To be honest, I was amazed this existed. I remember back in the day that Hayes had an independent bookshop of which I was a frequent visitor and sometimes even a customer. But I thought the reading world had passed us by since the small town centre had been pedestrianised. Perhaps it is no coincidence that this council has recently decided to reverse this development after some 20+ years. Anyway, I saw the sign promoting the event at the train station.
I looked them up and to my amazement, Jonathan Coe and Will Self were due to speak, as well as short workshops on self-publishing and flash fiction. Even more remarkable was the event was being run at Brunel University and was free. I signed up immediately.

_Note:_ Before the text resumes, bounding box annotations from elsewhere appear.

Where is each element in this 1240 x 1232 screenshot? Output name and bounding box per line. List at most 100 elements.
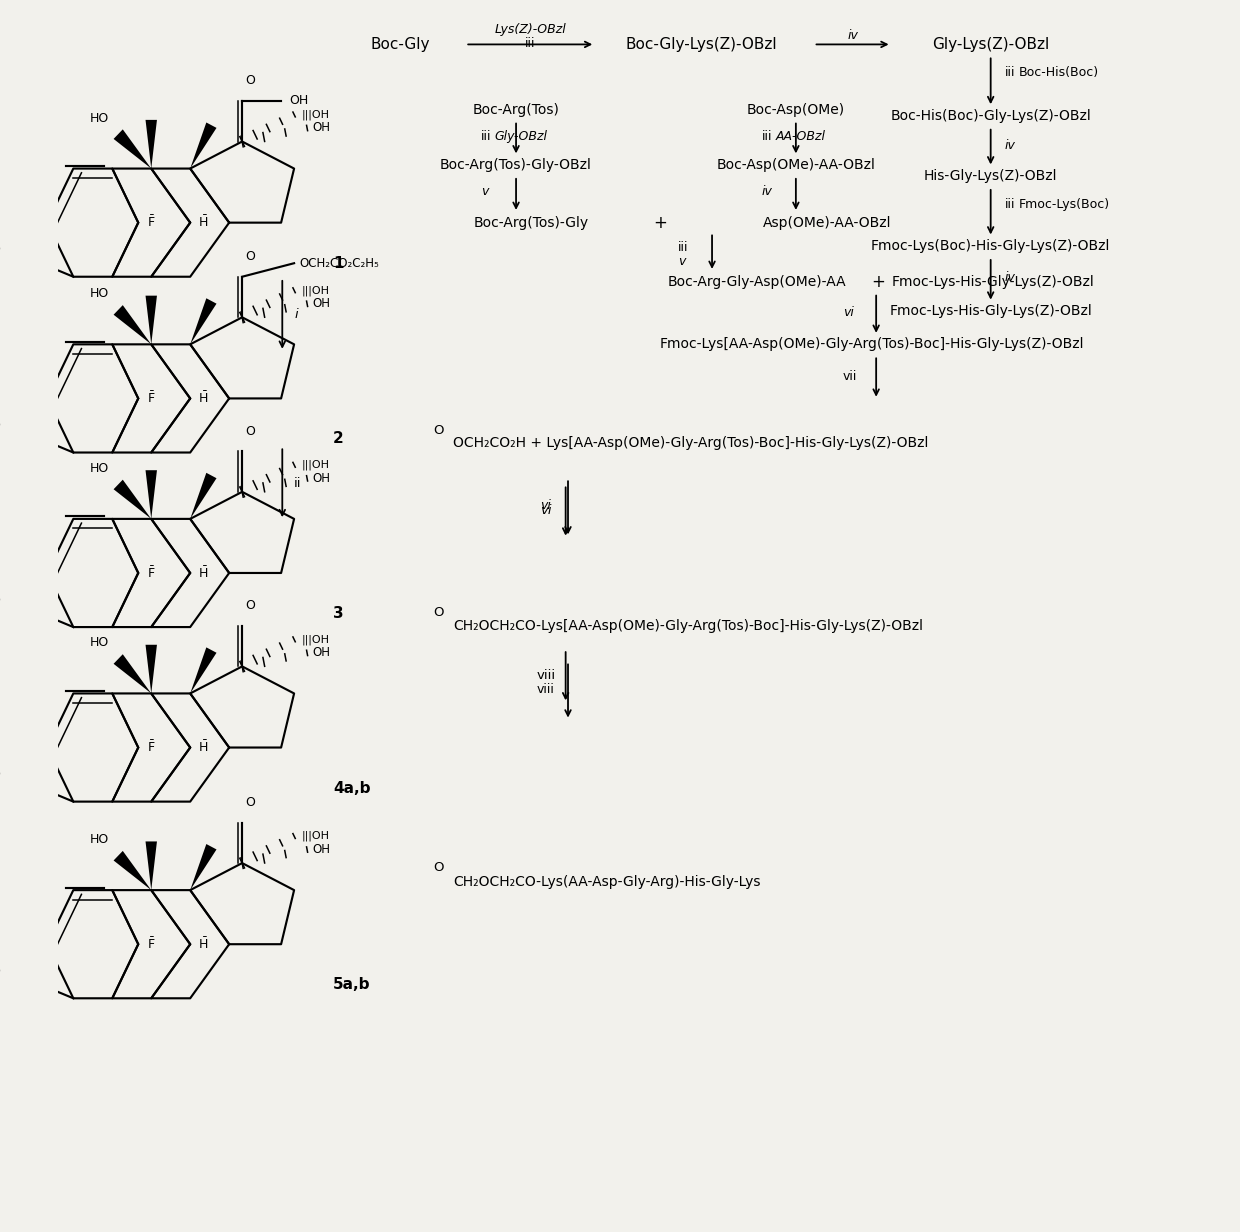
- Text: iv: iv: [1004, 271, 1016, 285]
- Text: viii: viii: [536, 669, 556, 681]
- Text: OCH₂CO₂H + Lys[AA-Asp(OMe)-Gly-Arg(Tos)-Boc]-His-Gly-Lys(Z)-OBzl: OCH₂CO₂H + Lys[AA-Asp(OMe)-Gly-Arg(Tos)-…: [454, 436, 929, 450]
- Text: HO: HO: [89, 833, 109, 846]
- Polygon shape: [145, 644, 157, 694]
- Text: iii: iii: [678, 240, 688, 254]
- Text: $\bar{\mathrm{H}}$: $\bar{\mathrm{H}}$: [198, 936, 208, 952]
- Text: Fmoc-Lys-His-Gly-Lys(Z)-OBzl: Fmoc-Lys-His-Gly-Lys(Z)-OBzl: [889, 304, 1092, 318]
- Polygon shape: [190, 122, 217, 169]
- Text: Fmoc-Lys(Boc)-His-Gly-Lys(Z)-OBzl: Fmoc-Lys(Boc)-His-Gly-Lys(Z)-OBzl: [870, 239, 1110, 253]
- Text: +: +: [653, 213, 667, 232]
- Text: Boc-His(Boc)-Gly-Lys(Z)-OBzl: Boc-His(Boc)-Gly-Lys(Z)-OBzl: [890, 108, 1091, 123]
- Text: 4a,b: 4a,b: [334, 781, 371, 796]
- Text: HO: HO: [89, 637, 109, 649]
- Text: iv: iv: [1004, 139, 1016, 152]
- Polygon shape: [114, 306, 151, 344]
- Polygon shape: [190, 298, 217, 344]
- Text: O: O: [433, 861, 444, 875]
- Text: v: v: [678, 255, 686, 269]
- Polygon shape: [190, 844, 217, 890]
- Text: Fmoc-Lys[AA-Asp(OMe)-Gly-Arg(Tos)-Boc]-His-Gly-Lys(Z)-OBzl: Fmoc-Lys[AA-Asp(OMe)-Gly-Arg(Tos)-Boc]-H…: [660, 338, 1085, 351]
- Text: O: O: [246, 796, 255, 809]
- Text: |||OH: |||OH: [301, 634, 330, 644]
- Polygon shape: [114, 654, 151, 694]
- Text: $\bar{\mathrm{F}}$: $\bar{\mathrm{F}}$: [148, 565, 155, 580]
- Polygon shape: [145, 841, 157, 890]
- Text: CH₂OCH₂CO-Lys[AA-Asp(OMe)-Gly-Arg(Tos)-Boc]-His-Gly-Lys(Z)-OBzl: CH₂OCH₂CO-Lys[AA-Asp(OMe)-Gly-Arg(Tos)-B…: [454, 618, 924, 633]
- Text: 2: 2: [334, 431, 343, 446]
- Text: AA-OBzl: AA-OBzl: [776, 131, 826, 143]
- Text: OH: OH: [312, 297, 330, 310]
- Text: HO: HO: [89, 462, 109, 474]
- Text: $\bar{\mathrm{F}}$: $\bar{\mathrm{F}}$: [148, 739, 155, 755]
- Text: i: i: [294, 308, 298, 322]
- Text: Gly-OBzl: Gly-OBzl: [495, 131, 548, 143]
- Polygon shape: [145, 296, 157, 344]
- Text: |||OH: |||OH: [301, 460, 330, 471]
- Text: $\bar{\mathrm{F}}$: $\bar{\mathrm{F}}$: [148, 214, 155, 230]
- Text: |||OH: |||OH: [301, 110, 330, 120]
- Text: Boc-Asp(OMe): Boc-Asp(OMe): [746, 102, 844, 117]
- Text: $\bar{\mathrm{F}}$: $\bar{\mathrm{F}}$: [148, 936, 155, 952]
- Text: v: v: [481, 186, 489, 198]
- Text: vi: vi: [539, 504, 551, 516]
- Text: Boc-Arg(Tos)-Gly: Boc-Arg(Tos)-Gly: [474, 216, 589, 229]
- Text: |||OH: |||OH: [301, 830, 330, 841]
- Text: iii: iii: [1004, 197, 1016, 211]
- Text: iii: iii: [481, 131, 491, 143]
- Text: Boc-Arg(Tos): Boc-Arg(Tos): [472, 102, 559, 117]
- Text: HO: HO: [89, 112, 109, 124]
- Text: His-Gly-Lys(Z)-OBzl: His-Gly-Lys(Z)-OBzl: [924, 169, 1058, 182]
- Text: OH: OH: [289, 95, 309, 107]
- Polygon shape: [114, 851, 151, 890]
- Text: Boc-Arg(Tos)-Gly-OBzl: Boc-Arg(Tos)-Gly-OBzl: [440, 158, 591, 172]
- Text: |||OH: |||OH: [301, 285, 330, 296]
- Text: Boc-Arg-Gly-Asp(OMe)-AA: Boc-Arg-Gly-Asp(OMe)-AA: [667, 275, 846, 288]
- Text: Fmoc-Lys(Boc): Fmoc-Lys(Boc): [1019, 197, 1110, 211]
- Polygon shape: [190, 647, 217, 694]
- Text: O: O: [246, 74, 255, 87]
- Text: Boc-Gly: Boc-Gly: [371, 37, 430, 52]
- Text: 3: 3: [334, 606, 343, 621]
- Polygon shape: [145, 471, 157, 519]
- Text: O: O: [433, 424, 444, 437]
- Text: Gly-Lys(Z)-OBzl: Gly-Lys(Z)-OBzl: [932, 37, 1049, 52]
- Text: iv: iv: [847, 30, 858, 42]
- Text: Boc-Asp(OMe)-AA-OBzl: Boc-Asp(OMe)-AA-OBzl: [717, 158, 875, 172]
- Text: OH: OH: [312, 647, 330, 659]
- Text: OH: OH: [312, 843, 330, 856]
- Text: $\bar{\mathrm{H}}$: $\bar{\mathrm{H}}$: [198, 214, 208, 230]
- Text: CH₂OCH₂CO-Lys(AA-Asp-Gly-Arg)-His-Gly-Lys: CH₂OCH₂CO-Lys(AA-Asp-Gly-Arg)-His-Gly-Ly…: [454, 875, 761, 888]
- Text: O: O: [246, 425, 255, 437]
- Text: 1: 1: [334, 256, 343, 271]
- Polygon shape: [190, 473, 217, 519]
- Text: vii: vii: [843, 370, 858, 383]
- Text: Asp(OMe)-AA-OBzl: Asp(OMe)-AA-OBzl: [763, 216, 892, 229]
- Text: viii: viii: [536, 684, 554, 696]
- Text: $\bar{\mathrm{H}}$: $\bar{\mathrm{H}}$: [198, 565, 208, 580]
- Text: iv: iv: [761, 186, 773, 198]
- Text: OH: OH: [312, 122, 330, 134]
- Text: vi: vi: [539, 499, 551, 511]
- Polygon shape: [114, 129, 151, 169]
- Text: HO: HO: [89, 287, 109, 301]
- Text: Fmoc-Lys-His-Gly-Lys(Z)-OBzl: Fmoc-Lys-His-Gly-Lys(Z)-OBzl: [892, 275, 1094, 288]
- Text: iii: iii: [525, 37, 536, 49]
- Text: OH: OH: [312, 472, 330, 485]
- Text: $\bar{\mathrm{F}}$: $\bar{\mathrm{F}}$: [148, 391, 155, 407]
- Text: $\bar{\mathrm{H}}$: $\bar{\mathrm{H}}$: [198, 391, 208, 407]
- Text: 5a,b: 5a,b: [334, 977, 371, 992]
- Text: Boc-His(Boc): Boc-His(Boc): [1019, 67, 1099, 79]
- Text: ii: ii: [294, 477, 301, 490]
- Polygon shape: [145, 120, 157, 169]
- Text: Lys(Z)-OBzl: Lys(Z)-OBzl: [495, 23, 567, 36]
- Text: +: +: [872, 272, 885, 291]
- Text: vi: vi: [843, 306, 854, 319]
- Text: OCH₂CO₂C₂H₅: OCH₂CO₂C₂H₅: [299, 256, 379, 270]
- Text: Boc-Gly-Lys(Z)-OBzl: Boc-Gly-Lys(Z)-OBzl: [626, 37, 777, 52]
- Text: iii: iii: [1004, 67, 1016, 79]
- Text: O: O: [433, 606, 444, 618]
- Polygon shape: [114, 479, 151, 519]
- Text: $\bar{\mathrm{H}}$: $\bar{\mathrm{H}}$: [198, 739, 208, 755]
- Text: iii: iii: [761, 131, 773, 143]
- Text: O: O: [246, 250, 255, 264]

And having attended for most of the afternoon yesterday, and for a workshop this afternoon, I have to say it was very much worth the time. I think Ben felt inspired enough to complete a short flash fiction project I started at the workshop and even submitted it for publication last night. Let’s see what happens, but for now, I’ve posted it here followed by some images from the weekend.
I see it all now
I see it all now.
Time had left its appropriate stamps on her but had excavated me, leaving me sinkholes and subsidence. She seemed to walk on air, and my job was to make sure her feathers were well-tended, preened to perfection. I did my grubby best, but keeping up with the Joneses was beyond me.
I re-examined my wallet and it yawned at me emptily. I cursed it silently and it swore back, seething at its hunger. Just like all the yesterdays. Last year was better, before the court, but everything after that was rationed. I wondered if it was time for lunch yet. She shrugged but her shoulders didn’t. They were locked in place, hands fidgeting gently.
“Darling, turn around and let me look at you.”
She slowly came into view, her small frame revolving into existence, salty edges, glistening brightly.
“I know it isn’t what you wanted to hear.”
Blistering rays shot out and through me, filling my heart with rage, light, fire and smouldering regret. She nodded. “It’s ok, I’m used to it.”
I reached for her hand and she let me hold it for a moment before I felt her resisting the pulse to pull away, letting me hold her some more. She’ll fly away sooner than I will be ready. The dread fills me daily, even though I probably have years left. But my skittering future failure haunts me.